Tuesday, February 18, 2014

People's hero or corporate champion?

While we continue to wait and speculate on who will win the 2000 MW coal fired power plant Project 3B, Tony Pua the people’s hero has decided to wade in today and champion the “real winner” YTL Corp.

Mr Pua, in his blog, is worried that if project 3B end in the hands of YTL’s closest competitor, 1MDB, it will be because of an unfair decision colored by political influence, and the rakyat will be paying the price. YTL must therefore win.

Really Mr Pua? Isn’t the rakyat already paying the price all these years precisely because YTL won?

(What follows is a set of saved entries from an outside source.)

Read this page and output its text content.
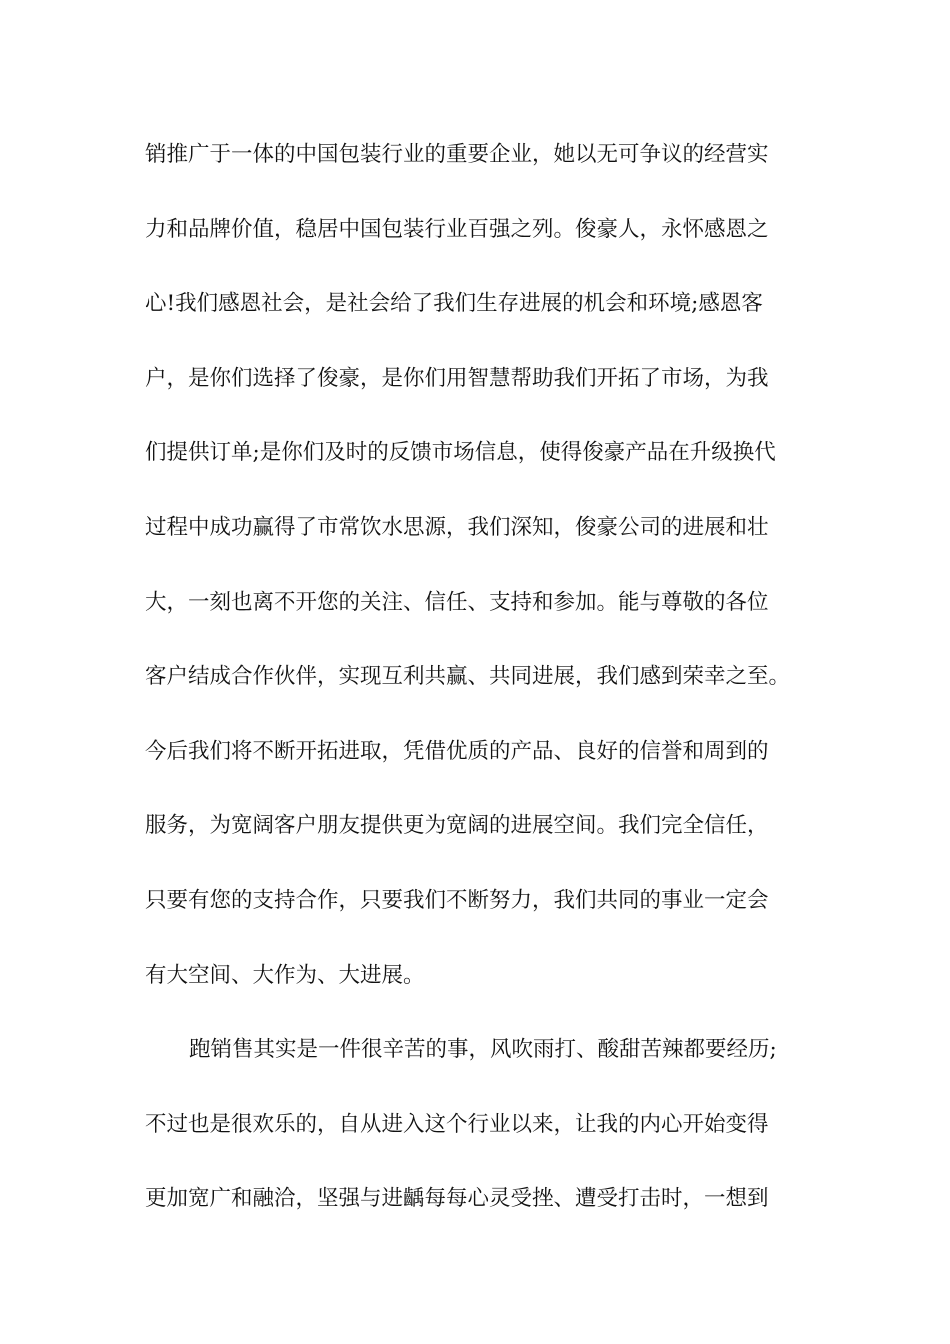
销推广于一体的中国包装行业的重要企业，她以无可争议的经营实
力和品牌价值，稳居中国包装行业百强之列。俊豪人，永怀感恩之
心!我们感恩社会，是社会给了我们生存进展的机会和环境;感恩客
户，是你们选择了俊豪，是你们用智慧帮助我们开拓了市场，为我
们提供订单;是你们及时的反馈市场信息，使得俊豪产品在升级换代
过程中成功赢得了市常饮水思源，我们深知，俊豪公司的进展和壮
大，一刻也离不开您的关注、信任、支持和参加。能与尊敬的各位
客户结成合作伙伴，实现互利共赢、共同进展，我们感到荣幸之至。
今后我们将不断开拓进取，凭借优质的产品、良好的信誉和周到的
服务，为宽阔客户朋友提供更为宽阔的进展空间。我们完全信任，
只要有您的支持合作，只要我们不断努力，我们共同的事业一定会
有大空间、大作为、大进展。
跑销售其实是一件很辛苦的事，风吹雨打、酸甜苦辣都要经历;
不过也是很欢乐的，自从进入这个行业以来，让我的内心开始变得
更加宽广和融洽，坚强与进齲每每心灵受挫、遭受打击时，一想到
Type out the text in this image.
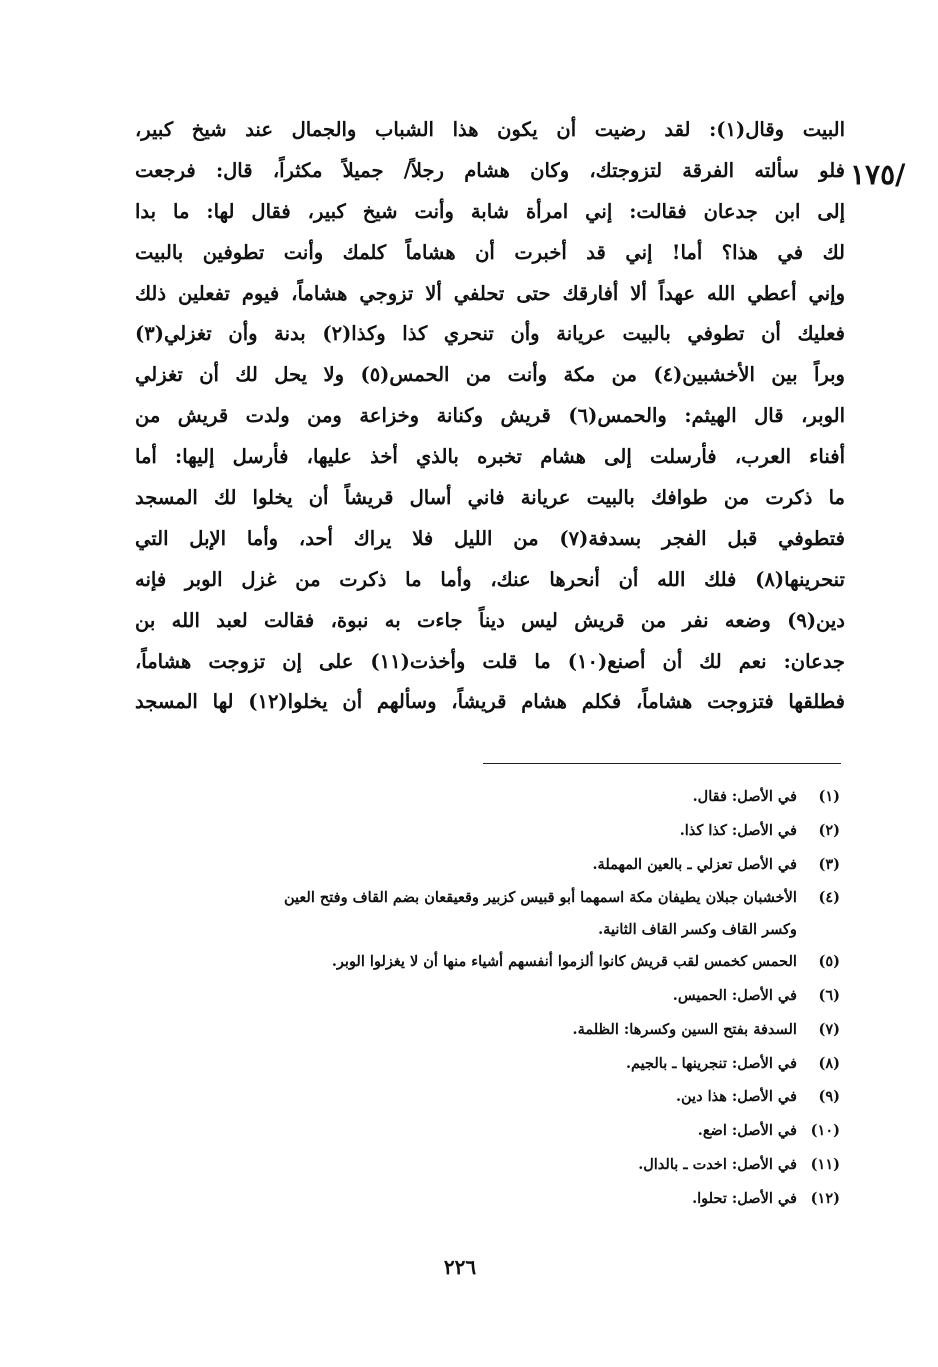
/١٧٥
البيت وقال(١): لقد رضيت أن يكون هذا الشباب والجمال عند شيخ كبير،
فلو سألته الفرقة لتزوجتك، وكان هشام رجلاً/ جميلاً مكثراً، قال: فرجعت
إلى ابن جدعان فقالت: إني امرأة شابة وأنت شيخ كبير، فقال لها: ما بدا
لك في هذا؟ أما! إني قد أخبرت أن هشاماً كلمك وأنت تطوفين بالبيت
وإني أعطي الله عهداً ألا أفارقك حتى تحلفي ألا تزوجي هشاماً، فيوم تفعلين ذلك
فعليك أن تطوفي بالبيت عريانة وأن تنحري كذا وكذا(٢) بدنة وأن تغزلي(٣)
وبراً بين الأخشبين(٤) من مكة وأنت من الحمس(٥) ولا يحل لك أن تغزلي
الوبر، قال الهيثم: والحمس(٦) قريش وكنانة وخزاعة ومن ولدت قريش من
أفناء العرب، فأرسلت إلى هشام تخبره بالذي أخذ عليها، فأرسل إليها: أما
ما ذكرت من طوافك بالبيت عريانة فاني أسال قريشاً أن يخلوا لك المسجد
فتطوفي قبل الفجر بسدفة(٧) من الليل فلا يراك أحد، وأما الإبل التي
تنحرينها(٨) فلك الله أن أنحرها عنك، وأما ما ذكرت من غزل الوبر فإنه
دين(٩) وضعه نفر من قريش ليس ديناً جاءت به نبوة، فقالت لعبد الله بن
جدعان: نعم لك أن أصنع(١٠) ما قلت وأخذت(١١) على إن تزوجت هشاماً،
فطلقها فتزوجت هشاماً، فكلم هشام قريشاً، وسألهم أن يخلوا(١٢) لها المسجد
(١) في الأصل: فقال.
(٢) في الأصل: كذا كذا.
(٣) في الأصل تعزلي ـ بالعين المهملة.
(٤) الأخشبان جبلان يطيفان مكة اسمهما أبو قبيس كزبير وقعيقعان بضم القاف وفتح العين
وكسر القاف وكسر القاف الثانية.
(٥) الحمس كخمس لقب قريش كانوا ألزموا أنفسهم أشياء منها أن لا يغزلوا الوبر.
(٦) في الأصل: الحميس.
(٧) السدفة بفتح السين وكسرها: الظلمة.
(٨) في الأصل: تنجرينها ـ بالجيم.
(٩) في الأصل: هذا دين.
(١٠) في الأصل: اضع.
(١١) في الأصل: اخدت ـ بالدال.
(١٢) في الأصل: تحلوا.
٢٢٦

Maybe we need to refresh Mr Pua’s memory a little, what with age catching up on him and all. YTL was the first among the blood sucking first generation IPPs to sign the punishing, lopsided PPAs with TNB in 1995 that guaranteed its power plants returns of 20% for a period of 21-year.

Do you remember what you were doing in 1995? Because you are still paying the price for the agreement YTL signed during that time today, and will continue to pay all the way up till next year.

With its concession finally ending in 2015, YTL is desperate to get Project 3B in the bag. They brought in the lowest bid at 25.12 sen/kwh, and 1MDB’s bid stood at 25.33sen/kwh, a difference of 0.21 sen or just 1 per cent. (This is a lot closer than 0.42 sen difference that Mr Pua quoted from the Edge who quoted from “some” documents??).

TNB and Malakoff put in around 28 sen/kwh and 26 sen/kw respectively.

It is an open secret in the industry that YTL managed to get this lower price by bringing in an inferior boiler maker. How far off is the standard? Well, on paper, Doosan from South Korea did not qualify for the main requirements lined up in the RFP documents issued by the EC.

Do Doosan’s boilers have a proven track record in ultra supercritical (USC) category? Nope. Its first ever USC boiler will only be completed and commencing in 2017. That’s two years away.

Do Doosan boilers have adequate track record for the supercritical category? Nope. For it to be adequate, it has to have five or more units operating for at least three years. Doosan falls short both in number of units as well as number of years in operations.

But I reiterate, this is on paper. How YTL’s bid got through is a question we need to ask the EC.

Mr Pua keeps harping on lower bid price though. That should be the main contention for choosing a winner, right? If we go by his argument, 1MDB would have won Track 3A, the 1,000 MW coal fired plant awarded to TNB in 2013. But it didn’t, despite having the lowest bid, because there is always a wider consideration.

For Project 3B, YTL is unfortunate to choose a plant site that is much further away from the major load center in Klang Valley. Most electricity consumers are in the central region. The electricity supply has to travel 160km from Tanjong Tohor to get to its main consumers, at least three times the journey from any other proposed plants, all of which are in the central region.

The transmission losses occurring during the journey, even at estimated conservative 2 per cent loss, would have already bumped up YTL’s bid to more than what 1MDB’s bids are.

On top of that, new transmission line to be built all the way to Tanjung Tohor is going to cost TNB some pretty penny. How pretty? Cost of transmission line ONLY, not accounting for transmission losses that is sure to happen, can break RM700 million.

Now 1MDB is not without criticism – who really knows what’s going on in there. For this particular bid though, when you look at the overall picture, that 1 per cent difference in bid price between YTL and 1MDB would have been more than completely erased. The “real” price that would have to be borne by TNB and the Government, and ultimately the people, is much higher if YTL win.

Over the years YTL have also secured, with varying degree of controversy:

· a 30 year concession to finance, build, maintain and control the operations of the ERL in 1997 at an estimated RM2.4billion. You’ll be glad to know that you are still subsidizing this operation via a RM2 and RM6 tax for every domestic and international passenger respectively. YTL is also doing ERL extension for KLIA2

· a RM1 billion river cleaning contract in 2007.

· and most recently, the 1Bestarinet project to wire up schools costing RM1.5billion, which have been criticised for being utilized as a means of expansion for YTL’s 4G network.

· Many, many more. Mostly awarded due to their close relationship to the powers that be.

Do we really need to reward YTL with even more? Let me spell it out to Mr Pua – YTL brings in a nominally lower bid for 3B – but with an additional cost in hundred millions ringgits to be borne by Tenaga and the Government, for a plant that will have inferior machinery (thus higher risk of breaking down), at the expense of the Rakyat.

So why is Mr Pua championing YTL?

YTL, long the favoured corporate behemoth for big ticket contracts. Don’t suddenly clothe them as doing service to the rakyat – it is lazy and hypocritical.